Il Napoli di Sarri è una macchina da 115 gol

insigne-e-mertens115 le reti stagionali messe a segno dal Napoli di Maurizio Sarri, una macchina da gol praticamente perfetta che, fatta eccezione per il mese nero che ha fatto seguito all’infortunio di Arek Milik, ha regalato spettacolo ed emozioni al San Paolo e su tutti i campi d’Italia e d’Europa, rendendo impossibile per chiunque ami il calcio non provare piacere nel vedere una squadra praticare un gioco così armonioso e divertente.

Per dare un’idea del potenziale offensivo messo in campo dagli azzurri, basti pensare che per ben ventuno volte in questa stagione i partenopei sono usciti dal campo dopo il triplice fischio arbitrale avendo segnato tre o più gol, dato questo che ha contribuito a permettere ad Hamsik e compagni di superare il record di reti realizzate in campionato e complessivamente in stagione nella storia azzurra (record che tra l’altro appartenevano già al Napoli targato Sarri, stagione 205/16). E non è da trascurare che dei 94 gol siglati in Serie A ben 50 siano stati messi a referto lontano dal San Paolo, statistica davvero clamorosa, grazie alla quale il club campano ha fatto meglio di chiunque altro nella storia del calcio italiano quanto a gol fatti e vittorie conquistate in trasferta, record che appartenevano entrambi alla Juventus.

Ad andare in rete in maglia azzurra nel corso di questa annata sono stati ben tredici giocatori, a testimonianza di come mister Sarri sia riuscito, reagendo alla traumatica partenza di Higuain dell’estate scorsa, a creare meccanismi di gioco in grado di sfruttare al meglio le qualità d’attacco di tutti i terminali azzurri.
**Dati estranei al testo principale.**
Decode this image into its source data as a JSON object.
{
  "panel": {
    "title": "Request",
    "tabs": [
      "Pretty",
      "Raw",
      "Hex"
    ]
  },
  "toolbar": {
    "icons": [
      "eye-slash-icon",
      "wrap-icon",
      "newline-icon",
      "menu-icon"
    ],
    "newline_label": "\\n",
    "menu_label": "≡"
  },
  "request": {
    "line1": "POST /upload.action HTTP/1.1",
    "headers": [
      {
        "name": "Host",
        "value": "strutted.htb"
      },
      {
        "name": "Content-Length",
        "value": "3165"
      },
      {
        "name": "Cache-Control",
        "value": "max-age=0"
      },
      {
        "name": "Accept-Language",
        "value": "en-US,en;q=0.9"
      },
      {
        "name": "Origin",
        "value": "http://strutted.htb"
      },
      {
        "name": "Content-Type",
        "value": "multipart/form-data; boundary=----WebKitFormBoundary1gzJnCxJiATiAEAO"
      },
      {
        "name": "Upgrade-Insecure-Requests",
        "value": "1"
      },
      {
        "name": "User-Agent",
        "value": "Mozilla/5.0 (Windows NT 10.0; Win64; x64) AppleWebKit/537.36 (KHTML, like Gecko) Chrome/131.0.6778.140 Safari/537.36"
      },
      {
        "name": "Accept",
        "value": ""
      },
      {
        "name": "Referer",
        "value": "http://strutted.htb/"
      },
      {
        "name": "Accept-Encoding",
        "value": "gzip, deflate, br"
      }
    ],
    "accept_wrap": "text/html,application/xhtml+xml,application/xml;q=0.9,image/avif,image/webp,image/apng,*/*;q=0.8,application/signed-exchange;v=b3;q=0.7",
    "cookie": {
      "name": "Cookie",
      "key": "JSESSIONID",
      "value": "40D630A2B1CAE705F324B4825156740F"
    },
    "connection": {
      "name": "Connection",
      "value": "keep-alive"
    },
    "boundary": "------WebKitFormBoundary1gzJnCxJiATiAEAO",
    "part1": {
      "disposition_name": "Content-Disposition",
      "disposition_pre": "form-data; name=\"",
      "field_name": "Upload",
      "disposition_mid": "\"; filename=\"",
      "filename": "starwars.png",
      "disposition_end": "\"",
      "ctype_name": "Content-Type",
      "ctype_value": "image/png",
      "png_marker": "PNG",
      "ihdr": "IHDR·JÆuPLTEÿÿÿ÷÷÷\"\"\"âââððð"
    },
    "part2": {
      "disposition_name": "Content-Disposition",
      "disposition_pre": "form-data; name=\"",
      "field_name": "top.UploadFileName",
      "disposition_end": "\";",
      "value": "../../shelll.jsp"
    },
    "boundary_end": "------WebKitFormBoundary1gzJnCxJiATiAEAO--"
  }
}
Se nella scorsa stagione gli schemi del tecnico toscano privilegiavano prettamente il centravanti argentino, in questo 2016/17 invece le punte e non solo partenopee hanno avuto tutte maggior spazio in zona gol. Da Callejon a Lorenzo Insigne, da capitan Hamsik fino al falso ma verissimo nueve Dries Mertens, reinventato dal Comandante Sarri in un ruolo in cui forse nemmeno il belga avrebbe mai immaginato di rendere così ad alti livelli, tutti gli avanti partenopei hanno contribuito alla causa con reti, assist e giocate da fuoriclasse puri.

A guidare la classifica dei marcatori napoletani di stagione è Dries Mertens, autore di 34 reti complessive (28 in campionato, appena una in meno di Dzeko capocannoniere, 5 in Champions League ed una in Coppa Italia), un’enormità se si considera come il folletto azzurro avesse cominciato l’annata da riserva di Insigne, e di come alla quindicesima giornata di campionato avesse realizzato appena tre gol. A seguire c’è proprio Lorenzinho, protagonista senza ombra di dubbio della miglior stagione della sua carriera, con numeri che non aveva più raggiunto dopo il torneo di B al Pescara di Zeman (18 reti in campionato, una in Champions ed una in Coppa Italia, nonostante a metà novembre ancora non avesse mai avuto occasione di festeggiare una realizzazione personale). Notevoli i numeri anche di Josè Callejon, l’uomo più utilizzato di questo Napoli (14 in Serie A, 1 in Champions e 2 in Coppa Italia), e di Marek Hamsik, giunto ad appena due reti dal record all-time di Diego Armando Maradona (12 in campionato, 2 in Europa ed una nella Coppa nazionale). E ad 8 realizzazioni complessive c’è Arek Milik, che nel primo mese in maglia azzurra era stato capace di timbrare per 7 volte il cartellino, per poi ritrovare la via del gol a fine aprile sul campo del Sassuolo (5 in campionato e 3 in Champions). 6 sono i gol messi a segno da Piotr Zielinski ( 5 in massima serie ed uno,contro lo Spezia, in Coppa Italia), mentre Manolo Gabbiadini, partito per Southampton a gennaio, ha gonfiato la rete in 5 occasioni, sbloccandosi soprattutto quando il suo destino era ormai già scritto (3 in campionato, 1 in Champions, su rigore contro il Besiktas, ed uno in Coppa Italia). 2 invece le reti realizzate da Giaccherini (in campionato contro il Genoa ed in Coppa contro lo Spezia) e dal pacchetto di difensori composto da Koulibaly (Roma e Fiorentina), Chiriches (in rete con Empoli e Torino) e Tonelli ( 2 gol in tre presenze stagionali a Sampdoria e Pescara). Una sola marcatura a referto, infine, per Allan, finito sul tabellino dei marcatori nel match da ex contro l’Udinese, e per Maksimovic, autore di una rete allo Scida di Crotone.